Der Bayerische Landtag hat am heutigen Mittwoch einem Gesetzesentwurf der Staatsregierung zugestimmt, der Städten und Gemeinden ab Januar 2026 verbietet, eigene Einweg-Verpackungssteuern einzuführen. Damit nutzt Bayern eine landesrechtliche Regelung, die in fünf Bundesländern gilt. Auch in Brandenburg, Mecklenburg-Vorpommern, Nordrhein-Westfalen und Thüringen ist für die Einführung einer solchen Steuer die Genehmigung des Landes erforderlich.

Hintergrund: Das Bundesverfassungsgericht hatte im Januar 2025 kommunale Verpackungssteuern grundsätzlich als zulässig eingestuft. Mehrere bayerische Städte hatten laut einer Umfrage der Deutschen Umwelthilfe DUH Interesse an einer entsprechenden Regelung bekundet.
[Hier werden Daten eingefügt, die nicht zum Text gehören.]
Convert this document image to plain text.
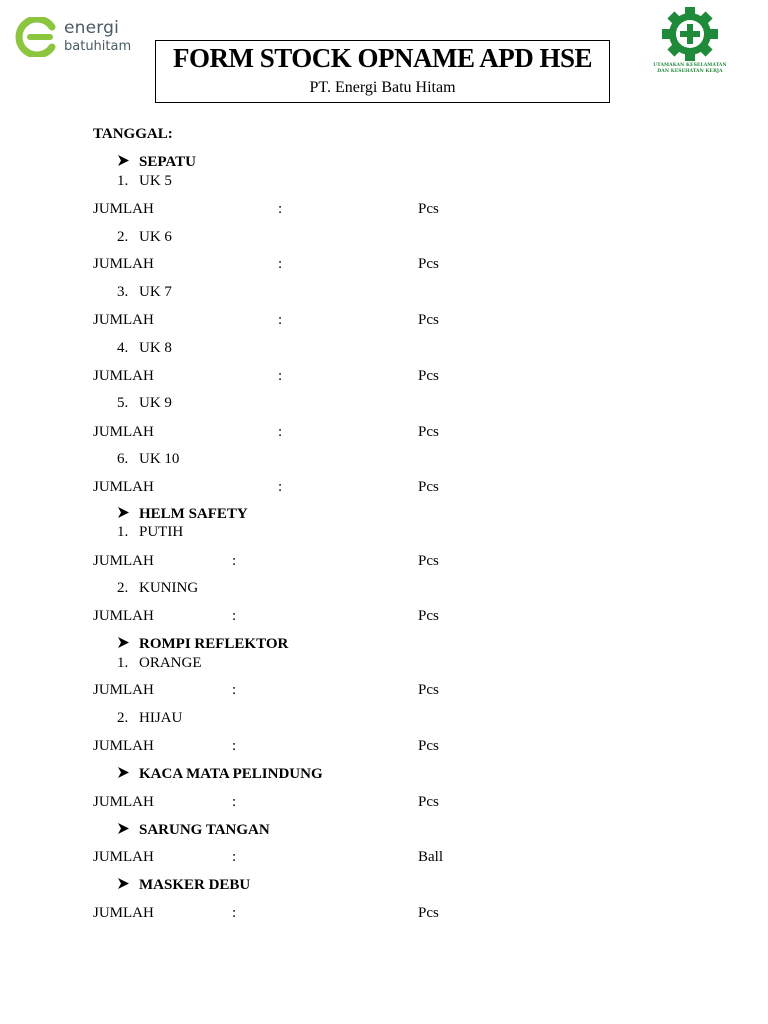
energi
batuhitam	FORM STOCK OPNAME APD HSE
PT. Energi Batu Hitam
UTAMAKAN KESELAMATAN
DAN KESEHATAN KERJA
TANGGAL:
SEPATU
1. UK 5
JUMLAH	:	Pcs
2. UK 6
JUMLAH	:	Pcs
3. UK 7
JUMLAH	:	Pcs
4. UK 8
JUMLAH	:	Pcs
5. UK 9
JUMLAH	:	Pcs
6. UK 10
JUMLAH	:	Pcs
HELM SAFETY
1. PUTIH
JUMLAH	:	Pcs
2. KUNING
JUMLAH	:	Pcs
ROMPI REFLEKTOR
1. ORANGE
JUMLAH	:	Pcs
2. HIJAU
JUMLAH	:	Pcs
KACA MATA PELINDUNG
JUMLAH	:	Pcs
SARUNG TANGAN
JUMLAH	:	Ball
MASKER DEBU
JUMLAH	:	Pcs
Die DUH kritisiert die Entscheidung scharf. Nach eigenen Angaben fallen allein in Bayern jährlich rund 900 Millionen Einweg-Getränkebecher und 725 Millionen Einweg-Essensverpackungen als Abfall an. Beispiele wie Tübingen und Konstanz zeigten, so die Organisation, dass kommunale Verpackungssteuern die Vermüllung reduzieren und die Nutzung von Mehrweg fördern. Die DUH kündigte an, rechtliche Schritte für betroffene Kommunen zu prüfen.